Well that was enough for me the next weekend i went to telluride, unsure of where to find the start of this hike i hit the streets and started asking the locals, i was surprised just about everybody in town had known about it and where it was located and i did get good directions to the mine.
i have yet to do this hike at night but i must say it is one of the coolest hiking trails i have gone on.
Thanks David. What are you doing tonight? How about checking out lights over Telluride from via ferrata?
I thoroughly enjoyed reading this really excellently written article of yours full of very interesting information! And the place looks very attractive, I might even say, very "European" - it stirred up quite a lot of old memories of places I had been to, years ago, in Italy and Switzerland (of course not on via ferratas! :D). Congrats to you, also for your well-deserved photo of the day (even if it means I failed by a hair to make POTD today - haha!), and congrats to Misa as well - chapeau for having done that route so courageously!
Thanks Eric. It was an exciting day, and my son did so great. Did I mention that he is afraid of heights?
You are right, this part of Colorado is particularly beautiful, and so far from big cities (front range area) that it still feels relatively uncrowded.
Thanks again for visiting.
Thanks for posting Liba, that was a great read! I didn't know that VF. even existed, and have never heard anyone talk about it before.I Will have to put that on the must do list.
Ps. I think I ran into you, and your friend coming off the Coxcomb, back in Aug???
Wow... I wish we would have a longer time to talk. Did you like your trip to Wetterhorn basin?

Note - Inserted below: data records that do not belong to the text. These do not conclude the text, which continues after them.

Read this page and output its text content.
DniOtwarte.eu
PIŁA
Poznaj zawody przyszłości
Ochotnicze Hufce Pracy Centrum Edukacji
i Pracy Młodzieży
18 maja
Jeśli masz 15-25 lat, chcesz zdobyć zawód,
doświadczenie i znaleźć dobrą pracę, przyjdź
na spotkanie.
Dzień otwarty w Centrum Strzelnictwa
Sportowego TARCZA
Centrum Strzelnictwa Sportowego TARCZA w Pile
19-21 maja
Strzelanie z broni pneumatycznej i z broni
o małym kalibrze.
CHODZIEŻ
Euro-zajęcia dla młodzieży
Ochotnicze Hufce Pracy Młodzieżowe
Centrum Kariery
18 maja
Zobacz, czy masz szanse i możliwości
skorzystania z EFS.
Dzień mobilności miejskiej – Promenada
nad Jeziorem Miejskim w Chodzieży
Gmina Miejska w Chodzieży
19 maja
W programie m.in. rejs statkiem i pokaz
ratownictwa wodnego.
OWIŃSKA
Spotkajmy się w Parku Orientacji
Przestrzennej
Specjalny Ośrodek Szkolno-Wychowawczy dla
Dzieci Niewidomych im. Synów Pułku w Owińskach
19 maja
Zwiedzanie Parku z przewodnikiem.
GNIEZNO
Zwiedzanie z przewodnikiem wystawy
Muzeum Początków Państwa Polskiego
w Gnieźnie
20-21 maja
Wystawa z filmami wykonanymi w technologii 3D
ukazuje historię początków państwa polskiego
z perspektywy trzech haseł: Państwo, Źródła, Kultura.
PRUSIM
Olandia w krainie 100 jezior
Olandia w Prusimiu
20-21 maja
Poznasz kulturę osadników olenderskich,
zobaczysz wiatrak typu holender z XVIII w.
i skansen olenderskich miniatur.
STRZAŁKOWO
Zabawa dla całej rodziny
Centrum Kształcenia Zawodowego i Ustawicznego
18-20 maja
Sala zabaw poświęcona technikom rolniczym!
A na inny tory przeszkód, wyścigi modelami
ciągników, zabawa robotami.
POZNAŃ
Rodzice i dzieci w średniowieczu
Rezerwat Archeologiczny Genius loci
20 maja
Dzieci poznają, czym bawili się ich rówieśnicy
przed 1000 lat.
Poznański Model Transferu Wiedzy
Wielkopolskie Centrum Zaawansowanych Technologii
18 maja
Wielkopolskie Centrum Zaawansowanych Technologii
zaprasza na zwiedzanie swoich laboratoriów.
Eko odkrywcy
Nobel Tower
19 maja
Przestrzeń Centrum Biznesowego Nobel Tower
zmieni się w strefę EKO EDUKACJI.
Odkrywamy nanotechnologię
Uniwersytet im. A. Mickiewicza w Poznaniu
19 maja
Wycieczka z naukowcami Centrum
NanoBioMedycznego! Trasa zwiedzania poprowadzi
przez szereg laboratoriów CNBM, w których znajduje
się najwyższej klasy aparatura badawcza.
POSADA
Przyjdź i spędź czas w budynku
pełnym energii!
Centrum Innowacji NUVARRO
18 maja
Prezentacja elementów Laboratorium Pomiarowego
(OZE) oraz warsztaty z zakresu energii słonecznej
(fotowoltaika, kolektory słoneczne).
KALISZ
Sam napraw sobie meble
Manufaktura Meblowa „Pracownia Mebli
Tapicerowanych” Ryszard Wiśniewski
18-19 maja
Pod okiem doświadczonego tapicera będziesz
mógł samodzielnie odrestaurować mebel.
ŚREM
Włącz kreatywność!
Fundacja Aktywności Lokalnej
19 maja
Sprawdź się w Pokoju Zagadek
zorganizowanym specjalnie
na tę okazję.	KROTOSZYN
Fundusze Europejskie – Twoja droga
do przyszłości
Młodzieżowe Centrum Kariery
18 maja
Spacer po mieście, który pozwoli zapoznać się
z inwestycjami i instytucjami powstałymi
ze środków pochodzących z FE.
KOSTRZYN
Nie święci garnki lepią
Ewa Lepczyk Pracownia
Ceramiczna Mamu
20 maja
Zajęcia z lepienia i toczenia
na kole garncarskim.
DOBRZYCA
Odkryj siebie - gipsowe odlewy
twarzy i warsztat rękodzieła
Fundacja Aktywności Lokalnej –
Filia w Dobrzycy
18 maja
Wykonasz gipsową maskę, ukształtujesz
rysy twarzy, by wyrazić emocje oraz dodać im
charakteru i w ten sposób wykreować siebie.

yes, I was on cruising mode, focused on getting into the basin. What a fantastic place to camp The wild flowers were amazing! We climbed the Coxcomb, Wetterhorn, and some no name thirteeners. It looks like you did the north side of the Coxcomb. Was that a new route( first ascent?) What a great area of Colorado!
Wow, sounds like you had an exciting trip. No, I don't think it was first ascent. It is a common descent route, and we ended up just below the belay anchors. It was easy, just one pitch.
I love San Juans too.
Great stuff Liba!
Thanks for visiting. I think it is a great route, and amazing scenery.
Hi James, I already had a link to Telluride Mountain club via ferrata info. I did not know that somebody took a 70 foot fall on it - I guess they had no security system set up. This page was not meant as a route description, but more as an information.
I understand that it does have very difficult and exposed sections, and I would not go there unprotected.
I was hoping to honor Kroger, and write about this unique experience. Thanks, for your comment.
and very interesting read. Thanks!
Thank you for visiting and comment.
I'm non sure about this. I've enjoyed ferrata routes in Europe immensely, but I'm not sure if it's such a good idea in the USA. Maybe if it is limited...this route for example was put up by a dedicated team who knew what they were doing, and had experienced climbing in both continents, and it shows in the quality and planning. But even European climbers are starting to realize that via ferrata can only go so far before it gets silly. In a country where one cannot use a power drill on the walls of Yosemite, and you have to pay a huge fee to climb a virtually privately owned via ferrata outside Jackson WY, one has to wonder where this is going. Your page looks like the most sane development so far...
Thanks, I understand your mixed response. When one mentions via ferrata, I think of the Alps. I think this one is well designed and safe. Definitively, not a destination of a via ferrata person - Dolomites would be a better place to go to.
So far, this route is free, but there are some talks about closing it b/c many people go there unprepared, and many people do not know via ferrata's systems. Also, this route is hard to rate per via ferrata standards b/c it traverses horizontally, and requires a few downclimbing moves, which I think are harder than going up.